2024 may be a slower growing year than 2023 but many companies will continue to grow. They will gain market share via superior execution. They will gain market share because their strong balance sheets will allow them to invest for better productivity while competitors will be locked out for lack of capital. They will identify new opportunities. No one wants to overpay to buy a stock, but building a position over time makes sense. If you want to own 25 stocks, with each being a 4% position in the ideal, start with a 1% stake and average in over a period of time. Buy in equal dollar increments, that way you buy more shares at lower prices and fewer shares when prices are high. Assuming you are betting on a successful company, you will do just fine over time.
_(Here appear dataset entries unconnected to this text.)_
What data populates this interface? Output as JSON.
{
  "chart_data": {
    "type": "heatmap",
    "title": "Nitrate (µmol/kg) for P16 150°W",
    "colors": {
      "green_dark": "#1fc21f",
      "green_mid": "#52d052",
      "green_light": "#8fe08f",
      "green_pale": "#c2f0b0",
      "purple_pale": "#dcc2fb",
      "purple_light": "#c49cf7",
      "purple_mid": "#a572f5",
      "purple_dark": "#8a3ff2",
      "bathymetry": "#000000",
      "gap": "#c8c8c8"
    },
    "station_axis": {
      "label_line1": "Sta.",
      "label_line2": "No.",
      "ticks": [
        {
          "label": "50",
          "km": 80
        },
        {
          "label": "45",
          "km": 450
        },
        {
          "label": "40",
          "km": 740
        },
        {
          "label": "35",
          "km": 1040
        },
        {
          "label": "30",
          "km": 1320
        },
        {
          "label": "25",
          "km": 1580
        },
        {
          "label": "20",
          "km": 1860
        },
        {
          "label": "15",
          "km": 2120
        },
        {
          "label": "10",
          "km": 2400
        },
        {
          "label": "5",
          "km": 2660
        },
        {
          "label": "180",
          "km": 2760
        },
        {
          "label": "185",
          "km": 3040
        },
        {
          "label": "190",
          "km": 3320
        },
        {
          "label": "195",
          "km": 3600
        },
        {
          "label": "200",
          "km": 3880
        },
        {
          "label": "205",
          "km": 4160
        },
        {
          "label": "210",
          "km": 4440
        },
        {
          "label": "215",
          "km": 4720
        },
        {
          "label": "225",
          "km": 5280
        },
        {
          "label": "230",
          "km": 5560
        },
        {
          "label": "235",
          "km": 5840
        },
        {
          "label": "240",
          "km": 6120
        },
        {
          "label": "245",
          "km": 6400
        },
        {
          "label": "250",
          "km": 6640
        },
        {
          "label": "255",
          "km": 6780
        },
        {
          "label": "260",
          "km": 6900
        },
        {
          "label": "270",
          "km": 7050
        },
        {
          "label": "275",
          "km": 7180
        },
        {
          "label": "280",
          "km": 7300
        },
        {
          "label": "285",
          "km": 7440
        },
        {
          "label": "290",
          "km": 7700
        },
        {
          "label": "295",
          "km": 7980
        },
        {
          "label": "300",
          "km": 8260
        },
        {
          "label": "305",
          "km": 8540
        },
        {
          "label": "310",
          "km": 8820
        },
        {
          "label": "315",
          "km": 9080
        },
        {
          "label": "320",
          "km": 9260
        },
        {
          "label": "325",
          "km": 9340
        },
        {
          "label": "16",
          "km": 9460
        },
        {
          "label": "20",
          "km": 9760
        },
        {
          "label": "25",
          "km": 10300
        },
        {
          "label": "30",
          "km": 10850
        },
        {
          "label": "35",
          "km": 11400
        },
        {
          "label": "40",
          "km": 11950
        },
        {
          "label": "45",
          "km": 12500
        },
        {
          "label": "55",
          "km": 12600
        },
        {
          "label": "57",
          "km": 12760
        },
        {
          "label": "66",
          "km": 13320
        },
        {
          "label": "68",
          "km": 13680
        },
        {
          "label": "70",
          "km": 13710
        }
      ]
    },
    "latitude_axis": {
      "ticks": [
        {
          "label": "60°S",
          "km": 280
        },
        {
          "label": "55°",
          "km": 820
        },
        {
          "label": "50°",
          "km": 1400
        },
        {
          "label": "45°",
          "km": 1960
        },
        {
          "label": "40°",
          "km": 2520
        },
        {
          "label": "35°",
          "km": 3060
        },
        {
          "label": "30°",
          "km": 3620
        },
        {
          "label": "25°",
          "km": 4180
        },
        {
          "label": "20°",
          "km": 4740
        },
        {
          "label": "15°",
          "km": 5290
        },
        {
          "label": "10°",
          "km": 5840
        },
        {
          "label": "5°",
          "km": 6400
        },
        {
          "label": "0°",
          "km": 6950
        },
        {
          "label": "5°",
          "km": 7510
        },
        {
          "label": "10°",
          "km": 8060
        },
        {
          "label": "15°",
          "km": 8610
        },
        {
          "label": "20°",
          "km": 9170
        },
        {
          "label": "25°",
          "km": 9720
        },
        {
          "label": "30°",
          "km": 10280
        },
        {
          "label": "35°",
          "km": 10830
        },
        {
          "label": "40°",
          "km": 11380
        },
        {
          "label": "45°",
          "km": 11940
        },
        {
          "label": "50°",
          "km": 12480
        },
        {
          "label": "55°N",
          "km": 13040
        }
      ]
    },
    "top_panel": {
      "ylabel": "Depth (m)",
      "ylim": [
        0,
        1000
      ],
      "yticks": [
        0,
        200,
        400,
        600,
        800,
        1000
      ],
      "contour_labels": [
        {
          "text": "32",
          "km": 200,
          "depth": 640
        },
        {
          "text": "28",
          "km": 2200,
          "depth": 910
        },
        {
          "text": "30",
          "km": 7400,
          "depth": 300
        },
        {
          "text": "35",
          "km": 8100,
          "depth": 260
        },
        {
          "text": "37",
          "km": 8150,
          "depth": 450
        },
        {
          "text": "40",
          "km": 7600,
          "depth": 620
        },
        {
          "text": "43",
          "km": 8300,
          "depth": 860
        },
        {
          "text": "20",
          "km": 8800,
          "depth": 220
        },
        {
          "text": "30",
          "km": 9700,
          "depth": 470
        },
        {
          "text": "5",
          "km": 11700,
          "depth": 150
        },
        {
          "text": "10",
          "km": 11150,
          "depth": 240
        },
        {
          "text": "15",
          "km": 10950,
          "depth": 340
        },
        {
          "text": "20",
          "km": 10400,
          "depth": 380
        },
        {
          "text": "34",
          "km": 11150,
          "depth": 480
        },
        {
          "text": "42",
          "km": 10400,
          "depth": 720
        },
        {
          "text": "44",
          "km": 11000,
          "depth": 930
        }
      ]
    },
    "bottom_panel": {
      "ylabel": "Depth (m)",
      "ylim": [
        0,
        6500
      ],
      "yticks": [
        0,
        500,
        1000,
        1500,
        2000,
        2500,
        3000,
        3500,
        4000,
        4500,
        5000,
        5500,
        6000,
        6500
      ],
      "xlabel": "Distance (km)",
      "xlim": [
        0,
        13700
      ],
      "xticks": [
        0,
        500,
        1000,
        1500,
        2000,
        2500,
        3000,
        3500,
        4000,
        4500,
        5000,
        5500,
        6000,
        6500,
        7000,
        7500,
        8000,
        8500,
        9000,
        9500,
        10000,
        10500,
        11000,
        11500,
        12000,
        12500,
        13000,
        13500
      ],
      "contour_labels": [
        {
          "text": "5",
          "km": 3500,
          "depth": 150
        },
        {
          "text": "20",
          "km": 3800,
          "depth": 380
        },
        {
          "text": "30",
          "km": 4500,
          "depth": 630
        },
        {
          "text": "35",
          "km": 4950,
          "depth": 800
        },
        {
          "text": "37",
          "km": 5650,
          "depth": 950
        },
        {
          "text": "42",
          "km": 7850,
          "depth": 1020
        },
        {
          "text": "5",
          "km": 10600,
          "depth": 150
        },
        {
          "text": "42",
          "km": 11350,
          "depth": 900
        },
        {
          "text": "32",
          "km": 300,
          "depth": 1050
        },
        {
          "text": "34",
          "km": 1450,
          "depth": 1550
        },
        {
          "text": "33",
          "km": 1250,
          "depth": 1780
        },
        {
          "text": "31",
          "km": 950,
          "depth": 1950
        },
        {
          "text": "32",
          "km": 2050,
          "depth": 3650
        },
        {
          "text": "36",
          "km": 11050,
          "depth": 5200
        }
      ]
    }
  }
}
Whatever we face, economically, in the months ahead, it doesn’t seem negative or positive enough to warrant adjusting one’s long-term asset allocation. There are signs of irrational behavior at times that are obvious signals to stay clear. The SPAC craze or negative interest rates are clear examples. None of those are present today.
Thus, I respect the market’s current momentum while noting that stocks aren’t cheap at these levels. Using dollar cost averaging is a tool to mitigate market risks. For well-run companies, there are plenty of long-term opportunities. As investors, sticking with the best is rarely a bad idea.
Today, author J.K. Rowling is 58. Wesley Snipes turns 61. Former tennis star Evonne Goolagong Cawley is 72.